REPUBLIKA.CO.ID, JAKARTA— Anggota Komisi III DPR Fraksi PDI Perjuangan DR I Wayan Sudirta, SH, MH angkat bicara terkait dengan pengabulan permohonan Praperadilan yang diajukan Pegi Setiawan (PS), tersangka pembunuhan Vina dan Eky di Cirebon.
Menurut Wayan Sudirta, putusan Praperadilan ini tentu selanjutnya berimplikasi pada beberapa hal yang terkait dengan pengungkapan kasus Vina dan Eky ini serta mengindikasikan pada beberapa pandangan analitis terkait dengan sistem penegakan hukum.
Pertama, terkait dengan kredibilitas penegakan hukum yang dilakukan oleh Polda Jabar. Dalam hal ini, penetapan tersangka yang dievaluasi berdasarkan Kitab Undang-Undang Hukum Acara Pidana (KUHAP) dapat dipertanyakan.
“Kita tentu dapat melihat bahwa putusan ini merupakan hal yang wajar, namun juga dapat mempertanyakan akuntabilitas proses penegakan hukum yang dilakukan oleh Penyidik Polda Jabar,” ujar Wayan Sudirta.

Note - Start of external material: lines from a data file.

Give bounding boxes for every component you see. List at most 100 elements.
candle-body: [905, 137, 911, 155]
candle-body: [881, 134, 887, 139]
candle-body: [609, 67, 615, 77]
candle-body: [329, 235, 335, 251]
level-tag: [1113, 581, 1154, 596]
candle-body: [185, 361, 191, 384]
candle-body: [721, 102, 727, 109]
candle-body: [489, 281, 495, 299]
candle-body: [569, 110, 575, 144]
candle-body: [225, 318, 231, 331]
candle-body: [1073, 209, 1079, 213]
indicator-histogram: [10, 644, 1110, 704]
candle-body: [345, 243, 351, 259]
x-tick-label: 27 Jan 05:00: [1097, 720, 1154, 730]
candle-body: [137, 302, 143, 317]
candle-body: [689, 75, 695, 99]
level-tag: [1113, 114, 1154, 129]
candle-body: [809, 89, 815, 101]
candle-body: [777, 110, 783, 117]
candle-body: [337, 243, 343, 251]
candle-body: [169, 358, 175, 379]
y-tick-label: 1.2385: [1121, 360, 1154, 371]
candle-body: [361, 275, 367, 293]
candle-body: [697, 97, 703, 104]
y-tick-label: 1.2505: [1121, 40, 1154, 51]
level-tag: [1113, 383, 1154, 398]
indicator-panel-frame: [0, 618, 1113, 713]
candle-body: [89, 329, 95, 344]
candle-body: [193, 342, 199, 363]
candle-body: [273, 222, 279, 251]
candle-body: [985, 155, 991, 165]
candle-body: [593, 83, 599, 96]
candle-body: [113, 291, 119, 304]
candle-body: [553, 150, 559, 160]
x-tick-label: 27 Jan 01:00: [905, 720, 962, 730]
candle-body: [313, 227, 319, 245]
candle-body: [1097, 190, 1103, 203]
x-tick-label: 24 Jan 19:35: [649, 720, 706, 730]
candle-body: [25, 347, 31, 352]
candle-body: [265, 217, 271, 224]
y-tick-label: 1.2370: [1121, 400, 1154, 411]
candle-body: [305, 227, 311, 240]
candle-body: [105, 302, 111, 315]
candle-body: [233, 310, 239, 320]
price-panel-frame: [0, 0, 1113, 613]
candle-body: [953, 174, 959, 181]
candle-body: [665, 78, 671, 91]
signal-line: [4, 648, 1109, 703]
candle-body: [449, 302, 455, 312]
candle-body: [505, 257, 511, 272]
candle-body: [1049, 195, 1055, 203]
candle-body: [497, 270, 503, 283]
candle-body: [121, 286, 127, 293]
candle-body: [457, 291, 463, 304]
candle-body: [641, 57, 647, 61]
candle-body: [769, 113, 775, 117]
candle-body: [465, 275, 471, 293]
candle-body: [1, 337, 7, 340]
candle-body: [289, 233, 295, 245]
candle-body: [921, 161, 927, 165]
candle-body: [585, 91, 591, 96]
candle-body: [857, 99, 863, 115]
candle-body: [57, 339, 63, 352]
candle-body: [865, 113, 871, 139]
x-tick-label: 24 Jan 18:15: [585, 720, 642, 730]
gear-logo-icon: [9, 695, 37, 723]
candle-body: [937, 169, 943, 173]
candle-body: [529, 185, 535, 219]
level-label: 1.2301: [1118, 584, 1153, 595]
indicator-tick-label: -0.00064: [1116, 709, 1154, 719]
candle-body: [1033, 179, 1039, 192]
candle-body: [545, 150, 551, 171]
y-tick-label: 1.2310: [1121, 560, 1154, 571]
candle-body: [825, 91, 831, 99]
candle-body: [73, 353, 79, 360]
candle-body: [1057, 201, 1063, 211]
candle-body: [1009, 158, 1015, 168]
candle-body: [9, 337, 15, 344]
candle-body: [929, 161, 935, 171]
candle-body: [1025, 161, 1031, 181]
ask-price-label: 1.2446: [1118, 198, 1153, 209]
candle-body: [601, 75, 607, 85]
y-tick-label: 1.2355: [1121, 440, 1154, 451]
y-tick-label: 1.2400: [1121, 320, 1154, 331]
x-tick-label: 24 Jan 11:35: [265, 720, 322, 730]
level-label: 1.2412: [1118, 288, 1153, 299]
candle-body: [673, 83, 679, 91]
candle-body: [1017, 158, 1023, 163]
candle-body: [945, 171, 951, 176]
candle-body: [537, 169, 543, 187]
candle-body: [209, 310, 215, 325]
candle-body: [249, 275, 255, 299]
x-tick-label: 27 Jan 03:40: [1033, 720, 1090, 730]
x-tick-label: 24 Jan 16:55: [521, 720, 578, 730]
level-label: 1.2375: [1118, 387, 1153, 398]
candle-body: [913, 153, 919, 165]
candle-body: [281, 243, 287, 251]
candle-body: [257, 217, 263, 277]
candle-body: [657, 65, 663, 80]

Kedua, masyarakat kini tengah mempertanyakan lebih lanjut mengenai beberapa alat bukti yang digunakan oleh Polda Jabar dalam menetapkan status tersangka pada Pegi Setiawan yang selalu mengaku tidak kenal dan bukan pembunuhnya.
Selain saksi, Polda menggunakan keterangan dan bukti bahwa Pegi mengganti identitas dan kabur dengan mengontrak sebuah rumah di Bandung.
“Dalam hal ini, masyarakat kemudian mempertanyakan kebenaran dari alat bukti yang digunakan oleh Polda Jabar dalam mengidentifikasi pelaku,” ujar Wayan Sudirta.
Ketiga, dalam keterangan dan sumber informasi yang didapat, salah satu alat bukti yang dipergunakan oleh Penyidik Polda Jabar merupakan hasil dari kesaksian salah seorang pelaku yang menjadi saksi kunci (Aep).
Jikalau penetapan ini salah, hal ini tentu berdampak secara hukum terhadap kesaksiannya. Publik kemudian bertanya juga apakah kesaksian Aep tersebut dapat dipertanyakan akuntabilitasnya, apakah memang sebuah kecerobohan atau juga terdapat unsur rekayasa atau paksaan dengan pengaruh dari pihak lain.
Keempat, kasus ini cukup unik, mengingat Pegi Setiawan merupakan terduga pelaku utama atau aktor utama (mastermind) dalam kasus pembunuhan ini.
Namun dengan adanya putusan tersebut, maka publik dapat mempertanyakan bagaimana proses penegakan hukum dan kesaksian dari kedelapan tersangka tersebut dapat dinyatakan valid atau sah, sedangkan kesaksian terhadap pelaku utama saja salah.
Kelima, perlu dalam hal ini, para penyidik Polda Jabar untuk mengkaji dan mendalami hasil putusan praperadilan tersebut lebih jauh tentang isi dan implikasi hukum.
Selain dari pemenuhan hak para tersangka yang menjadi pemohon praperadilan, apa saja langkah hukum yang harus atau perlu dilakukan dalam rangka membuktikan para pelaku kejahatan khususnya pelaku utamanya.
“Artinya, evaluasi terhadap tahapan dan proses yang dilakukan berdasarkan KUHAP atau SOP, akuntabilitas dan profesionalitasnya, serta apa yang kemudian menjadi tindak lanjut dari putusan tersebut,” ujar Wayan Sudirta.